Mas voltemos à Terceira e aos japoneses de São Miguel. O facto dos micaelenses, que para ali foram, serem chamados de japoneses entrou na gíria terceirense e estendeu-se a todos os naturais de São Miguel perdurando até aos nossos dias. O que nada tem de depreciativo pois se, como geralmente se diz e o professor doutor Tomaz Dentinho refere, tem a ver com as reportagens da LIFE sobre a reconstrução do Japão, até será honroso pois diz dos micaelenses como são trabalhadores e operosos. Aliás o tem demonstrado ao longo de gerações na Terceira como em muitas outras partes do mundo para onde tem emigrado e, também, na sua ilha, nesta nossa São Miguel, como amplamente demonstra o seu progresso e desenvolvimento.
Mas há outra teoria para justificar porque na ilha Terceira, há mais de cinquenta anos, se começou a chamar aos micaelenses de japoneses e é esta segunda hipótese que nos levou a escolher o assunto como tema para esta crónica, aqui deixando o desafio aos investigadores para apurar a verdade, agora que as calmas e ensolaradas tardes de verão convidam a questões mais corriqueiras.

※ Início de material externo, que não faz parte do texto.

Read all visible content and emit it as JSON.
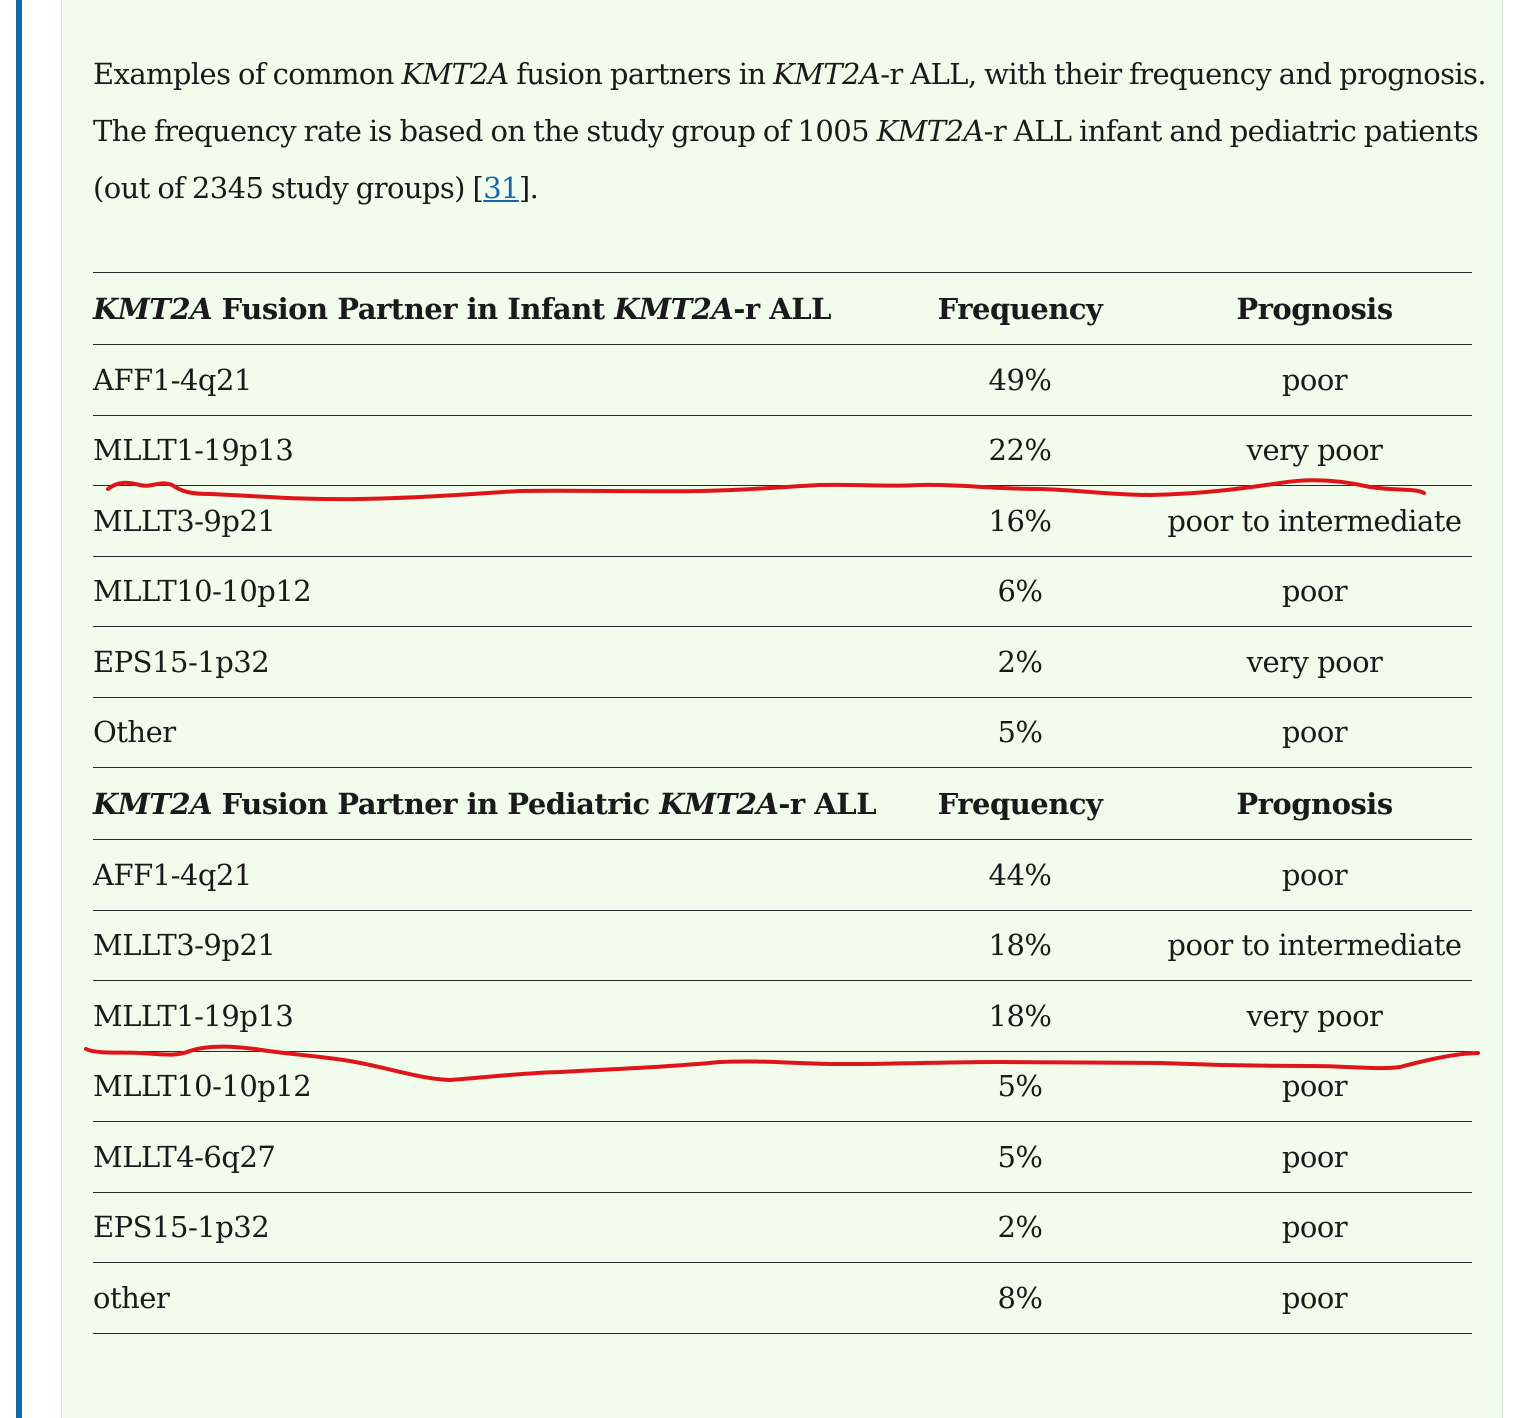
{
  "caption": {
    "t1": "Examples of common ",
    "t2": "KMT2A",
    "t3": " fusion partners in ",
    "t4": "KMT2A",
    "t5": "-r ALL, with their frequency and prognosis.",
    "t6": "The frequency rate is based on the study group of 1005 ",
    "t7": "KMT2A",
    "t8": "-r ALL infant and pediatric patients",
    "t9": "(out of 2345 study groups) [",
    "ref": "31",
    "t10": "]."
  },
  "infant_header": {
    "p1": "KMT2A",
    "p2": " Fusion Partner in Infant ",
    "p3": "KMT2A",
    "p4": "-r ALL",
    "frequency": "Frequency",
    "prognosis": "Prognosis"
  },
  "infant_rows": [
    {
      "partner": "AFF1-4q21",
      "frequency": "49%",
      "prognosis": "poor"
    },
    {
      "partner": "MLLT1-19p13",
      "frequency": "22%",
      "prognosis": "very poor"
    },
    {
      "partner": "MLLT3-9p21",
      "frequency": "16%",
      "prognosis": "poor to intermediate"
    },
    {
      "partner": "MLLT10-10p12",
      "frequency": "6%",
      "prognosis": "poor"
    },
    {
      "partner": "EPS15-1p32",
      "frequency": "2%",
      "prognosis": "very poor"
    },
    {
      "partner": "Other",
      "frequency": "5%",
      "prognosis": "poor"
    }
  ],
  "pediatric_header": {
    "p1": "KMT2A",
    "p2": " Fusion Partner in Pediatric ",
    "p3": "KMT2A",
    "p4": "-r ALL",
    "frequency": "Frequency",
    "prognosis": "Prognosis"
  },
  "pediatric_rows": [
    {
      "partner": "AFF1-4q21",
      "frequency": "44%",
      "prognosis": "poor"
    },
    {
      "partner": "MLLT3-9p21",
      "frequency": "18%",
      "prognosis": "poor to intermediate"
    },
    {
      "partner": "MLLT1-19p13",
      "frequency": "18%",
      "prognosis": "very poor"
    },
    {
      "partner": "MLLT10-10p12",
      "frequency": "5%",
      "prognosis": "poor"
    },
    {
      "partner": "MLLT4-6q27",
      "frequency": "5%",
      "prognosis": "poor"
    },
    {
      "partner": "EPS15-1p32",
      "frequency": "2%",
      "prognosis": "poor"
    },
    {
      "partner": "other",
      "frequency": "8%",
      "prognosis": "poor"
    }
  ],
  "colors": {
    "panel_background": "#f1fcec",
    "left_accent_bar": "#1667a8",
    "link": "#1667a8",
    "annotation_ink": "#e0151c"
  }
}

Ao que nos contam, a procura de trabalho na Terceira movimentou um elevado número de pessoas, e nem todos/as pelas razões mais recomendáveis. Não havia lugar para tanta gente e muitos não tinham as habilitações exigidas começando a aparecer casos de vadiagem e marginalidade, pelo que as autoridades regionais decidiram intervir para tentar controlar. E uma das formas que adotaram foi exigir a todos os passageiros que embarcavam em Ponta Delgada uma prova de terem trabalho garantido, que apresentavam na então Junta Autónoma dos Portos e em troco do qual recebiam uma etiqueta com as iniciais daquele organismo, JAP, que lhes permitia embarcar. Nessa época, o termo JAP era muito popular, pois assim eram designados os japoneses na abundante propaganda largamente distribuída pelo Consulado dos Estados Unidos e era mesmo utilizado no noticiário sobre as operações militares no Pacifico. Na Terceira, os empregadores, procuravam os JAP e como a maioria eram micaelenses, rapidamente passou a ser japoneses e assim ficou Será assim? Aqui fica a hipótese aguardando que alguém melhor informado esclareça.